When Windows creates pagefile.sys it typically makes it a “large” size – usually the size of RAM installed on your machine. For example on the machine I’m using now I have 8 gigabytes of RAM, and sure enough:
C:> dir /a:h
07/03/2010 06:07 AM 8,589,008,896 pagefile.sys
(In the Windows command shell, “dir” lists the directory contents, and “/a:h” indicates that it should list files whose attributes include hidden.)
Particularly if you never use the paging file, that’s space wasted.
In addition, if you have an additional hard drive installed in your machine it can often be helpful to place the paging file on a different drive. Not only does this free up space on “C:”, but it can reduce hard disk contention caused by heavy use of C: by offloading some of the activity to a different drive.
- It needs to be a different physical drive. Moving the paging file to a different partition on the same drive will probably just slow things down further as the disk heads on that drive need to move further as they access information from the original drive and the new location of the paging file.
- It should not be on a USB (or Firewire) external drive. Not only are these interfaces often too slow to positively impact performance, accidentally pulling the cable will crash your machine.
- It should not be a flash drive. Flash memory wears out, and heavy swap file usage can wear out flash memory exceptionally quickly.
But if you have a second, internal drive, then moving pagefile.sys is very easy.
Right click on “My Computer“, or the “Computer” item in your start menu and click on properties.
In Windows 7 click on the Advanced system settings link.
Click on the Advanced tab.
In the box labeled “Performance”, click on the Settings button.
Click on the Advanced tab in the resulting dialog.

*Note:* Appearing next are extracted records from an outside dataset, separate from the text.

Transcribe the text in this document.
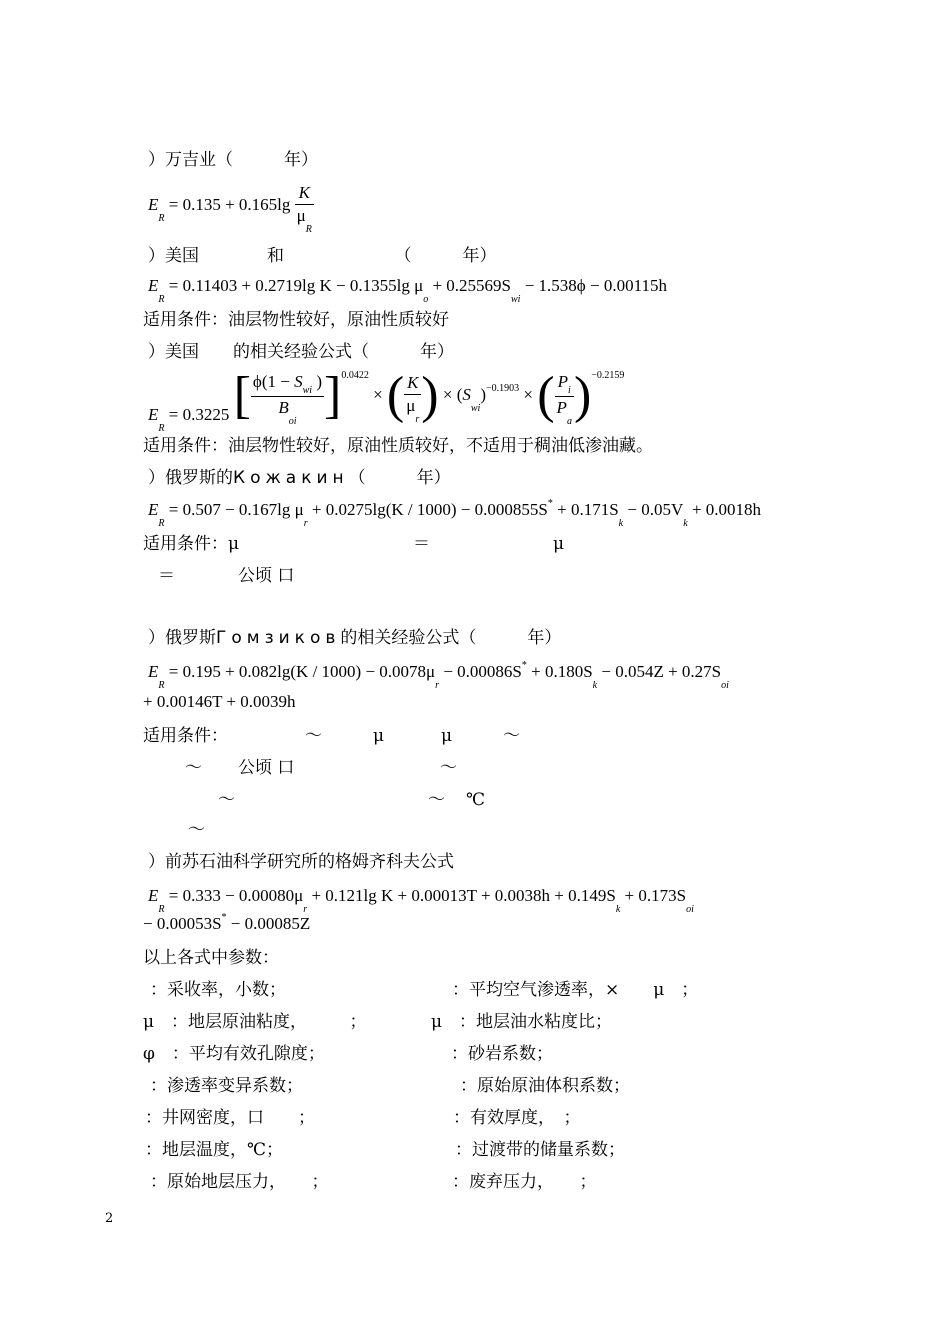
）万吉业（　　　年）
$E_R = 0.135 + 0.165\lg \frac{K}{\mu_R}$
）美国　　　　和　　　　　　　（　　　年）
$E_R = 0.11403 + 0.2719\lg$ K − 0.1355lg $\mu_o + 0.25569S_{wi} - 1.538\phi - 0.00115h$
适用条件：油层物性较好，原油性质较好
）美国　　的相关经验公式（　　　年）
$E_R = 0.3225$ [ $\frac{\phi(1 - S_{wi} )}{B_{oi}} ]^{0.0422}$ × ( $\frac{K}{\mu_r}$ ) × $(S_{wi})^{-0.1903}$ × ( $\frac{P_i}{P_a} )^{-0.2159}$
适用条件：油层物性较好，原油性质较好，不适用于稠油低渗油藏。
）俄罗斯的Кожакин（　　　年）
$E_R = 0.507 - 0.167\lg$ $\mu_r + 0.0275\lg(K / 1000) - 0.000855S^* + 0.171S_k - 0.05V_k + 0.0018h$
适用条件：μ	＝	μ
＝	公顷 口
）俄罗斯Гомзиков的相关经验公式（　　　年）
$E_R = 0.195 + 0.082\lg(K / 1000) - 0.0078\mu_r - 0.00086S^* + 0.180S_k - 0.054Z + 0.27S_{oi}$
+ 0.00146T + 0.0039h
适用条件：	～	μ	μ	～
～ 公顷 口	～
～	～ ℃
～
）前苏石油科学研究所的格姆齐科夫公式
$E_R = 0.333 - 0.00080\mu_r + 0.121\lg$ $K + 0.00013T + 0.0038h + 0.149S_k + 0.173S_{oi}$
− 0.00053S* − 0.00085Z
以上各式中参数：
：采收率，小数；	：平均空气渗透率，×　　μ　；
μ　：地层原油粘度，　　　；	μ　：地层油水粘度比；
φ　：平均有效孔隙度；	：砂岩系数；
：渗透率变异系数；	：原始原油体积系数；
：井网密度，口　　；	：有效厚度，　；
：地层温度，℃；	：过渡带的储量系数；
：原始地层压力，　　；	：废弃压力，　　；
2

That long, strange sequence should have you looking at a dialog similar to this:
Therein you’ll see the “Virtual memory” section showing how much space has been set aside for your paging files.
Click on Change…
As you can see, the default is to have the system manage your paging file size for you, and in my case it’s placed the entire file on my C: drive.
To change that:
- uncheck the “Automatically manage paging file size for all drives” setting (Win 7).
- click on the drive you want to move pagefile.sys to
- click on System Managed Size
- click Set
- click on the drive currently holding pagefile.sys (probably C:)
- click on No paging file
- click Set
- click on OK
Here’s mine after the change:
You may need to reboot for the changes to take effect, but that’s all there is to it. After the changes above and a reboot pagefile.sys was removed from C: and appeared on D:.
Some notes about the choices made above:
- “System Managed Size” is appropriate, unless you have a specific reason to need it to be otherwise. Most people do not.
- Of the drives that showed as available on my machine only C: and D: were appropriate locations for the paging file. B: is USB drive, and F: and P: are both TrueCrypt volumes. Only C: and D: are real internal and separate drives.
- If only C: is listed on your machine, then you have nowhere to move your paging file to. You can run without virtual memory if you like – but depending on how you use your computer you may run into out of memory situations much sooner.
Be it for performance or for disk space, moving pagefile.sys is pretty easy.